Injuries have been on the rise in baseball pitchers over the past decade. While some may blame it on advanced pitching techniques, there is another factor that is often overlooked: posture. Poor posture has become an epidemic for the younger generations, and it is having a negative effect on arm health in baseball pitchers. In this article, we will discuss how poor posture can lead to arm injuries and what you can do to prevent them.
What’s Wrong With Their Posture?
The young generations have a problem with their posture because of their constant use of technology. This is because they are always sitting in front of a screen, which puts them in poor posture for most of the day. As a result, they are more likely to experience neck and back pain, as well as other health problems. Poor posture can lead to a number of health problems, including neck and back pain, carpal tunnel syndrome, and headaches. It can also lead to more serious problems, such as slipped discs, pinched nerves, and chronic pain. In addition, poor posture can make it difficult to breathe properly and can reduce blood flow to the brain. This can lead to a number of health problems, including fatigue, anxiety, and depression.
How Nerve Issues Affect Baseball Pitchers
There has been a recent uptick in nerve issues for baseball pitchers, and much of that can be attributed to poor posture. There are a number of different nerve problems that can arise from poor posture. One of the most common is carpal tunnel syndrome. This is a condition that occurs when the nerves in the arm are compressed, which can lead to pain, tingling, and numbness in the hand and fingers. Another common nerve problem is thoracic outlet syndrome. This is a condition that occurs when the nerves in the arm are constantly irritated and under pressure, which can lead to severe pain and numbness throughout the upper and lower arm. Both of these conditions, along with numerous other minor conditions, are becoming increasingly common in baseball pitchers.
Because baseball is such a one-sided, rotational sport, poor posture can accentuate what is already a challenging movement pattern. High level baseball players have a very unique injury set that predominantly only occurs in the specific population.
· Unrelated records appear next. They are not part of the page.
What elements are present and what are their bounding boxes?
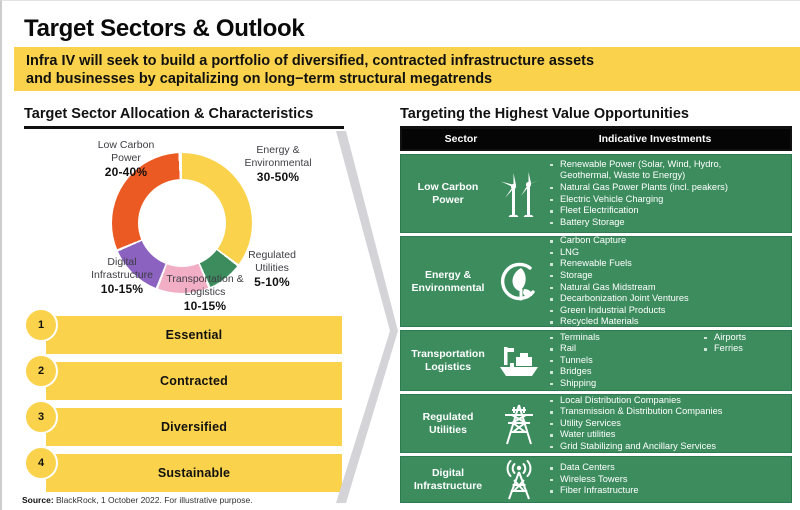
row-sector-name: Transportation Logistics <box>401 348 491 373</box>
sector-line-1: Energy & <box>405 269 491 282</box>
list-item: Renewable Power (Solar, Wind, Hydro, <box>547 159 787 171</box>
list-item: LNG <box>547 247 787 259</box>
list-item: Local Distribution Companies <box>547 395 787 407</box>
list-item: Utility Services <box>547 418 787 430</box>
list-item: Shipping <box>547 378 701 390</box>
donut-label-digital-infrastructure: Digital Infrastructure 10-15% <box>80 256 164 296</box>
opportunities-table: Sector Indicative Investments Low Carbon… <box>400 127 792 503</box>
label-line-2: Logistics <box>149 286 261 299</box>
table-row[interactable]: Low Carbon Power Renewable Power (Solar,… <box>400 154 792 233</box>
source-text: BlackRock, 1 October 2022. For illustrat… <box>54 495 253 505</box>
column-header-investments: Indicative Investments <box>520 133 790 145</box>
list-item: Renewable Fuels <box>547 258 787 270</box>
characteristic-number-badge: 3 <box>24 400 58 434</box>
items-column-2: Airports Ferries <box>701 332 787 390</box>
row-items: Terminals Rail Tunnels Bridges Shipping … <box>547 327 791 395</box>
donut-label-energy-environmental: Energy & Environmental 30-50% <box>224 144 332 184</box>
list-item: Decarbonization Joint Ventures <box>547 293 787 305</box>
characteristic-bar[interactable]: Sustainable <box>46 454 342 492</box>
list-item: Natural Gas Midstream <box>547 282 787 294</box>
sector-line-2: Environmental <box>405 282 491 295</box>
items-column-1: Carbon Capture LNG Renewable Fuels Stora… <box>547 235 787 328</box>
list-item: Bridges <box>547 366 701 378</box>
items-column-1: Data Centers Wireless Towers Fiber Infra… <box>547 462 787 497</box>
sector-line-2: Utilities <box>405 424 491 437</box>
list-item: Grid Stabilizing and Ancillary Services <box>547 441 787 453</box>
list-item: Green Industrial Products <box>547 305 787 317</box>
characteristic-bar[interactable]: Diversified <box>46 408 342 446</box>
row-sector-name: Regulated Utilities <box>401 411 491 436</box>
banner-text: Infra IV will seek to build a portfolio … <box>26 52 786 88</box>
radio-tower-icon <box>491 458 547 502</box>
source-note: Source: BlackRock, 1 October 2022. For i… <box>22 495 253 505</box>
sector-line-2: Power <box>405 194 491 207</box>
list-item: Battery Storage <box>547 217 787 229</box>
list-item: Electric Vehicle Charging <box>547 194 787 206</box>
list-item: Water utilities <box>547 429 787 441</box>
row-sector-name: Low Carbon Power <box>401 181 491 206</box>
table-row[interactable]: Transportation Logistics Terminals Rail … <box>400 330 792 391</box>
list-item: Wireless Towers <box>547 474 787 486</box>
characteristic-row[interactable]: Contracted 2 <box>24 360 342 402</box>
sector-line-2: Infrastructure <box>405 480 491 493</box>
characteristic-label: Diversified <box>161 420 227 434</box>
highlight-banner: Infra IV will seek to build a portfolio … <box>14 47 800 91</box>
characteristic-row[interactable]: Essential 1 <box>24 314 342 356</box>
items-column-1: Local Distribution Companies Transmissio… <box>547 395 787 453</box>
list-item: Transmission & Distribution Companies <box>547 406 787 418</box>
label-pct: 30-50% <box>224 171 332 184</box>
list-item: Recycled Materials <box>547 316 787 328</box>
characteristic-label: Contracted <box>160 374 228 388</box>
slide-canvas: Target Sectors & Outlook Infra IV will s… <box>0 0 800 510</box>
list-item: Airports <box>701 332 787 344</box>
list-item: Storage <box>547 270 787 282</box>
list-item: Natural Gas Power Plants (incl. peakers) <box>547 182 787 194</box>
table-header-row: Sector Indicative Investments <box>400 127 792 151</box>
list-item: Carbon Capture <box>547 235 787 247</box>
list-item-continuation: Geothermal, Waste to Energy) <box>547 170 787 182</box>
label-pct: 20-40% <box>80 166 172 179</box>
banner-line-1: Infra IV will seek to build a portfolio … <box>26 52 786 70</box>
sector-line-2: Logistics <box>405 361 491 374</box>
column-header-sector: Sector <box>402 133 520 145</box>
characteristic-number-badge: 1 <box>24 308 58 342</box>
list-item: Rail <box>547 343 701 355</box>
row-sector-name: Digital Infrastructure <box>401 467 491 492</box>
transmission-tower-icon <box>491 401 547 447</box>
characteristic-row[interactable]: Sustainable 4 <box>24 452 342 494</box>
page-title: Target Sectors & Outlook <box>24 15 304 43</box>
list-item: Terminals <box>547 332 701 344</box>
row-items: Local Distribution Companies Transmissio… <box>547 390 791 458</box>
label-pct: 10-15% <box>149 300 261 313</box>
label-line-2: Power <box>80 152 172 165</box>
characteristic-number-badge: 4 <box>24 446 58 480</box>
row-sector-name: Energy & Environmental <box>401 269 491 294</box>
left-panel-title: Target Sector Allocation & Characteristi… <box>24 106 313 122</box>
characteristic-number-badge: 2 <box>24 354 58 388</box>
table-row[interactable]: Regulated Utilities Local Distribution C… <box>400 394 792 453</box>
characteristic-row[interactable]: Diversified 3 <box>24 406 342 448</box>
label-line-1: Low Carbon <box>80 139 172 152</box>
leaf-plug-icon <box>491 259 547 305</box>
donut-label-low-carbon-power: Low Carbon Power 20-40% <box>80 139 172 179</box>
donut-hole <box>138 179 226 267</box>
sector-line-1: Low Carbon <box>405 181 491 194</box>
characteristic-label: Essential <box>166 328 223 342</box>
characteristic-label: Sustainable <box>158 466 230 480</box>
row-items: Carbon Capture LNG Renewable Fuels Stora… <box>547 230 791 333</box>
sector-line-1: Digital <box>405 467 491 480</box>
list-item: Data Centers <box>547 462 787 474</box>
label-pct: 10-15% <box>80 283 164 296</box>
row-items: Renewable Power (Solar, Wind, Hydro, Geo… <box>547 154 791 234</box>
wind-turbine-icon <box>491 171 547 217</box>
label-line-1: Regulated <box>230 249 314 262</box>
donut-label-transportation-logistics: Transportation & Logistics 10-15% <box>149 273 261 313</box>
characteristic-bar[interactable]: Contracted <box>46 362 342 400</box>
list-item: Tunnels <box>547 355 701 367</box>
list-item: Fiber Infrastructure <box>547 485 787 497</box>
table-row[interactable]: Digital Infrastructure Data Centers <box>400 456 792 503</box>
label-line-2: Infrastructure <box>80 269 164 282</box>
items-column-1: Terminals Rail Tunnels Bridges Shipping <box>547 332 701 390</box>
sector-line-1: Regulated <box>405 411 491 424</box>
label-line-2: Environmental <box>224 157 332 170</box>
row-items: Data Centers Wireless Towers Fiber Infra… <box>547 457 791 502</box>
source-prefix: Source: <box>22 495 54 505</box>
right-panel-title: Targeting the Highest Value Opportunitie… <box>400 106 689 122</box>
label-line-1: Energy & <box>224 144 332 157</box>
sector-line-1: Transportation <box>405 348 491 361</box>
label-line-1: Transportation & <box>149 273 261 286</box>
left-panel-rule <box>24 126 344 129</box>
cargo-ship-icon <box>491 341 547 381</box>
list-item: Fleet Electrification <box>547 205 787 217</box>
list-item: Ferries <box>701 343 787 355</box>
items-column-1: Renewable Power (Solar, Wind, Hydro, Geo… <box>547 159 787 229</box>
arrow-shape <box>332 131 400 503</box>
characteristics-list: Essential 1 Contracted 2 Diversified 3 S… <box>24 314 342 498</box>
characteristic-bar[interactable]: Essential <box>46 316 342 354</box>
table-row[interactable]: Energy & Environmental Carbon Capture LN… <box>400 236 792 327</box>
label-line-1: Digital <box>80 256 164 269</box>
banner-line-2: and businesses by capitalizing on long−t… <box>26 70 786 88</box>
faint-watermark <box>362 27 512 35</box>
right-pointing-arrow <box>332 131 400 503</box>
Poor posture can enhance these issues along with those outlined above. Poor posture can also great effect power production, as an athlete that is limited by nerve pain will not be able to access their full capabilities because the brain is protecting the body from the pain the nerves are producing. This also leads to a situation where the brain will shut down the area experiencing pain with the nerves, with the consequence of that being the body will move down the kinetic chain and overuse other muscles, ligaments, and tendons that maybe should not be used for that movement pattern. This is where serious injuries might occur and how a relatively minor nerve issue can lead to a major injury. All of this can stem from poor posture.
How To Fix Poor Posture
There are a number of ways that athletes can fix their posture. The first step is to be aware of posture when you are sitting or standing. Make sure that you are standing up straight with your shoulders back and your head up. When you are sitting down, make sure that your back is pressed against the chair and that your feet are flat on the ground. You may also want to invest in a good ergonomic chair or keyboard if you have posture problems when you are working. In addition, you can practice some exercises that will help improve your posture. These exercises include stretches for the neck and back, as well as Pilates and yoga poses. There are many specific exercises and treatment modalities we can employ at Kinetic Performance Institute to fit each pitcher’s individual needs if they are experiencing a nerve issue.
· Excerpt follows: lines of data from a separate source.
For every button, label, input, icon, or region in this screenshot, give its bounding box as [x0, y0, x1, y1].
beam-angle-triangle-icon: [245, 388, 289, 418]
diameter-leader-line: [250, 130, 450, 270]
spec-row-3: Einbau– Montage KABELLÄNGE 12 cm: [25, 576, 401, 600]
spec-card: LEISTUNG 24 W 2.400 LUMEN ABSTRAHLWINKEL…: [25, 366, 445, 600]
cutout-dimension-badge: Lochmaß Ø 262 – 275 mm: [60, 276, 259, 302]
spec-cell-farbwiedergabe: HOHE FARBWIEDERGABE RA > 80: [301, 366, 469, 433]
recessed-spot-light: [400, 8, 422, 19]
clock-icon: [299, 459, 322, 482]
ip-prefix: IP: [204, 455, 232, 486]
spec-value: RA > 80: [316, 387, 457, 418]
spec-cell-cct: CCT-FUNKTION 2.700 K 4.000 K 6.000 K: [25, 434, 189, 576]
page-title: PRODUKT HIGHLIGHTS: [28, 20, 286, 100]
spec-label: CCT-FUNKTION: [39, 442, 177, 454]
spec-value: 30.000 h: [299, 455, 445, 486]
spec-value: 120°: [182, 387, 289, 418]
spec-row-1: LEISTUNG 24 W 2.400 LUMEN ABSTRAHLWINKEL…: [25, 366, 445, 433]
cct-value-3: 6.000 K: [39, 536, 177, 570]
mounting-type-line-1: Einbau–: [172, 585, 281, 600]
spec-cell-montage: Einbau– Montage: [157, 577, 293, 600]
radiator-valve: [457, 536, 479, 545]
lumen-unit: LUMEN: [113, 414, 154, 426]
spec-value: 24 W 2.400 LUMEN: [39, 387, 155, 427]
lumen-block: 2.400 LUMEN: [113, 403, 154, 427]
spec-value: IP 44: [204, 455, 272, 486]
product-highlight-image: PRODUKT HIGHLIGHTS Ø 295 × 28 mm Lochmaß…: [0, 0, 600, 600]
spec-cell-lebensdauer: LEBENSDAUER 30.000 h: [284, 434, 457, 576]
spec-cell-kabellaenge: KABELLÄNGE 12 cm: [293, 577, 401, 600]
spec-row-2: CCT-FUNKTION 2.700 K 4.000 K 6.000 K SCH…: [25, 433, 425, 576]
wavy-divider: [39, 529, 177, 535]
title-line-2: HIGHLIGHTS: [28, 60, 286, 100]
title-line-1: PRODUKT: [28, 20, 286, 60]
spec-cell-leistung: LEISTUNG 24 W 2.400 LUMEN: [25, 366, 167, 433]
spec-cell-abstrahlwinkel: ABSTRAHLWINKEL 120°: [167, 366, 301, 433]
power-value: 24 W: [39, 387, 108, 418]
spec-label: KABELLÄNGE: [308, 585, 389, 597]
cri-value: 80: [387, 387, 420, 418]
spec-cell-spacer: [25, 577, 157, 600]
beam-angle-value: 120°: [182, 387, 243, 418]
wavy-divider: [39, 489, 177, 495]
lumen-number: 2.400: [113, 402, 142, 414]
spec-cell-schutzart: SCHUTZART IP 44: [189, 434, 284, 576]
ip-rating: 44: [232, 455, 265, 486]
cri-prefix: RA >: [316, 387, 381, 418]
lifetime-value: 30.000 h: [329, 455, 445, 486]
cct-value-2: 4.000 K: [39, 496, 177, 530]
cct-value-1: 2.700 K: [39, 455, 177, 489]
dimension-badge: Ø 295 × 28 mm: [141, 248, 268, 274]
Poor posture can also be alleviated by a structured and holistic training program that is tailored to each athlete. Athletes with poor posture not only need to focus on improving it throughout the day, it needs to be addressed in their training programming. Proper training can improve mobility in the neck, back, and shoulder region to decrease the pressure on the complex nerve channels running through the area. Having a full time trainer that is proficient at soft tissue work is also key to creating a comprehensive treatment plan to treat the issues that poor posture creates.
Nerve issues are on the rise and are greatly contributing to many of the arm issues we treat at KPI. Although this issue has not been extensively studied, the concept of poor posture leading to nerve issues is well researched and there is concrete evidence that poor posture can cause nerve issues. As our society becomes more and more integrated with technology, those who train baseball pitchers need to be aware of the damage that is being done to the younger generation by spending so many hours in poor postural positions staring at technology. Without this understanding, many arm issues will get incorrectly diagnosed and baseball careers will be compromised or even cut short because of these issues. At KPI we have a strong understanding of how posture effects the nerves and we are fully prepared to help athletes improve their posture and realize their full potential.